Avant de rencontrer Hélène, il s'était demandé qu'elle serait sa réaction en le voyant. Et évidemment cela n'avait pas loupé. Elle avait eu peur. Elle avait blêmit. Elle avait réalisé qu'elle était mariée à un monstre. Il essayait pourtant de ne pas en être un, maladroitement, et avec les codes qu'il avait toujours connus. Mais il essayait.

-On a essayé de m'assassiner... Mais comme vous le voyez, cela a échoué.

Il avait ajouté cette phrase pour dédramatiser l'événement, mais en regardant Hélène, elle semblait réellement choquée.

-...Pourquoi?
-Mon titre. Mes terres. Tout ce que je suis. Sans doute du moins. J'ai moi-même tué l'homme qui m'a fait ça, avant que lui ne le fasse. Il s'est avéré que c'était un assassin recherché par la police de Sa Majesté. Il n'aurait eu aucun avantage à mon tuer, si on ne l'avait payé pour ça.
-Et qui l'avait payé alors?

Philippe sourit en claquant de la langue contre son palais:

-Aucune idée. L'enquête n'a mené à rien. Et puisque je l'avais tué, impossible de l'interroger...
-Quand était-ce?
-Il y a quelques années. Ça a été la prise de conscience principale pour me marier. Malgré tout j'ai encore repoussé, même après ça. Mais aujourd'hui nous voici. Vous et moi.

Il désigna tout autour d'eux, et regarda avec amour ses terres. Les terres de son père. De sa famille. C'était tout ce qui comptait.

-Je suis désolée de ce qui vous est arrivé. Sincèrement.

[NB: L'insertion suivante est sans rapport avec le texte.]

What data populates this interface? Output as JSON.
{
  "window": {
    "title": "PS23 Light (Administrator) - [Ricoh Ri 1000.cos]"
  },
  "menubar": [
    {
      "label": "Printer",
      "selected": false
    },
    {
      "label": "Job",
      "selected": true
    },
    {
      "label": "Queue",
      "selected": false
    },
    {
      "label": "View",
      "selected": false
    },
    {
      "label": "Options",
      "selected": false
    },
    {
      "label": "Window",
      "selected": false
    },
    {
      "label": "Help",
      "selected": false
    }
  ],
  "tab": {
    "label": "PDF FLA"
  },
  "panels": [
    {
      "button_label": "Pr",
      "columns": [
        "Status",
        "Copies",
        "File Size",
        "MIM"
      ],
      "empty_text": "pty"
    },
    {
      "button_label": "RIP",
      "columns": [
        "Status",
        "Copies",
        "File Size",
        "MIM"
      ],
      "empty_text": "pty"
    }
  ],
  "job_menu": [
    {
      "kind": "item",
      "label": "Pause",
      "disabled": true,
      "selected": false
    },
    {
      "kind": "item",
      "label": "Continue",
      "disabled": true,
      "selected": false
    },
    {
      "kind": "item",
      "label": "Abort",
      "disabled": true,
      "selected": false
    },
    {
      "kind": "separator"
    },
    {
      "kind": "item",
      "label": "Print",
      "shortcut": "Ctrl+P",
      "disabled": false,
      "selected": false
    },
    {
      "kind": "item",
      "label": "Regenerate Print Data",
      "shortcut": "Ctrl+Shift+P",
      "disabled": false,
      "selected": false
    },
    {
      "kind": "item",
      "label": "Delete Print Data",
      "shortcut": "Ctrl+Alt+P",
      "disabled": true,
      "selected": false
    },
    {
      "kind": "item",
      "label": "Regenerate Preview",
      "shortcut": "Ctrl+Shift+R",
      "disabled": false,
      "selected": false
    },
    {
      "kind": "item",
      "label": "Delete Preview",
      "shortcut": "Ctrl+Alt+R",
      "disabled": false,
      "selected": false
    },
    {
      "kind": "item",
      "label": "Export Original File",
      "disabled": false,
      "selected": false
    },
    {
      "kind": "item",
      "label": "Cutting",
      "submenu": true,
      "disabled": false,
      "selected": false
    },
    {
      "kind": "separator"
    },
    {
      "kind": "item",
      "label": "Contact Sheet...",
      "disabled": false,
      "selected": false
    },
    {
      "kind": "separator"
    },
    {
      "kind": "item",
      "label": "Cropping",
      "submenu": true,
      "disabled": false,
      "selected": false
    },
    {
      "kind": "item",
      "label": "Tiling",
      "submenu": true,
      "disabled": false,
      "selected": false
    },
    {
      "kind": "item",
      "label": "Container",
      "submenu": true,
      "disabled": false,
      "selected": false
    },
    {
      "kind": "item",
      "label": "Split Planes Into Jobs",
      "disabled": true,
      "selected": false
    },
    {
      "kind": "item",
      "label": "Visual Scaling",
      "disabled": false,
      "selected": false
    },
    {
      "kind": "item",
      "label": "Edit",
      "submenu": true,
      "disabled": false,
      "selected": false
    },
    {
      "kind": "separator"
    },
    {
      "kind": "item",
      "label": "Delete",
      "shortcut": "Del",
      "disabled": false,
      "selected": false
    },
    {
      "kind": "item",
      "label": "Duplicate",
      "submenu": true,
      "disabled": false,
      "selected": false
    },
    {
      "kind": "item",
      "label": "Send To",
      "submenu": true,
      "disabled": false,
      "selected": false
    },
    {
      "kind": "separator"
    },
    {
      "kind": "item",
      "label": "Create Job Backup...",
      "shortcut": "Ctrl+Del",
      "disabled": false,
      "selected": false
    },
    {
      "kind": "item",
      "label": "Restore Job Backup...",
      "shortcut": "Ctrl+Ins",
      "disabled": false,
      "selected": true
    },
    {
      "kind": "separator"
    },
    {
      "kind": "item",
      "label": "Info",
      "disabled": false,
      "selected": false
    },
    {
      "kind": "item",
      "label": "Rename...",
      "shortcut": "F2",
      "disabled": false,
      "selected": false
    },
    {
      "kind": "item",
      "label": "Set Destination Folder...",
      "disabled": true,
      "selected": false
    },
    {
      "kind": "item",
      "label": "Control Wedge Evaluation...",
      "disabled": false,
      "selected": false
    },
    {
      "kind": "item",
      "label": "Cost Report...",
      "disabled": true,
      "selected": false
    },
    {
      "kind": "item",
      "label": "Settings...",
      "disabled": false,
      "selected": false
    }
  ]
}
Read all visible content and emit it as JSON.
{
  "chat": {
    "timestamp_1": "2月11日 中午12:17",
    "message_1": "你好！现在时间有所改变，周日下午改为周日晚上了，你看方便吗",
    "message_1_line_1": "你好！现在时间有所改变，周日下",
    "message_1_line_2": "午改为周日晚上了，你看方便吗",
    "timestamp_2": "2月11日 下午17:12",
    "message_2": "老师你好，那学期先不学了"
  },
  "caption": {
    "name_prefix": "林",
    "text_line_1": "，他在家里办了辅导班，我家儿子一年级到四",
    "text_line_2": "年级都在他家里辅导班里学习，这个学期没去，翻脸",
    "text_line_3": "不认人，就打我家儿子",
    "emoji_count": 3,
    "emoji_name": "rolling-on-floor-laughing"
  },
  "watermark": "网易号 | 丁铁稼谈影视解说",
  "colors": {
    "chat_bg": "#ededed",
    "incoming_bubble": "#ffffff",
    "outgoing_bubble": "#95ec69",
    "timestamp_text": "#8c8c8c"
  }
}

Le duc reporta son attention sur sa femme, une sourcil dressé. Elle paraissait vraiment désolée. Il ne s'attendait pas à ce genre de paroles. Il les digéra quelques secondes avant de répondre:

-Ne soyez pas désolée.

Encore une fois, ce n'était pas une demande.
Il n'avait pu s'empêcher de remettre son masque froid. C'était ainsi dès que quelqu'un semblait commencer à apercevoir en lui des faiblesses ou des émotions humaines. Il ne pouvait s'en empêcher.
Elle sembla aussitôt redevenir farouche et timide, mais il ne voulait pas briser cette conversation alors il poursuivit:

-À votre tour de répondre. Que s'est-il passé lorsque vous avez désobéi?

Elle ne réfléchit pas été répondit du tac-au-tac:

-Ma mère m'a battue, comme à chaque fois que j'osais la contrarier. Et elle a fait abattre ma jument devant mes yeux.

Philippe eut un soubresaut. Il se serait attendu à beaucoup de choses, mais pas à ça. Il ne savait pas quoi répondre.
Hélène finit par tourner son visage vers lui pour tenter de désamorcer la situation:

-Elle ressemblait à Calypso. Beaucoup. C'est en partie pour ça que je l'ai choisie.
-...Et pour quelle autre raison alors?

Hélène hésita alors, mais finit par lâcher:

-Parce que c'était celle que vous désiriez. Je voulais savoir ce qu'elle avait de plus que les autres chevaux de vos écuries.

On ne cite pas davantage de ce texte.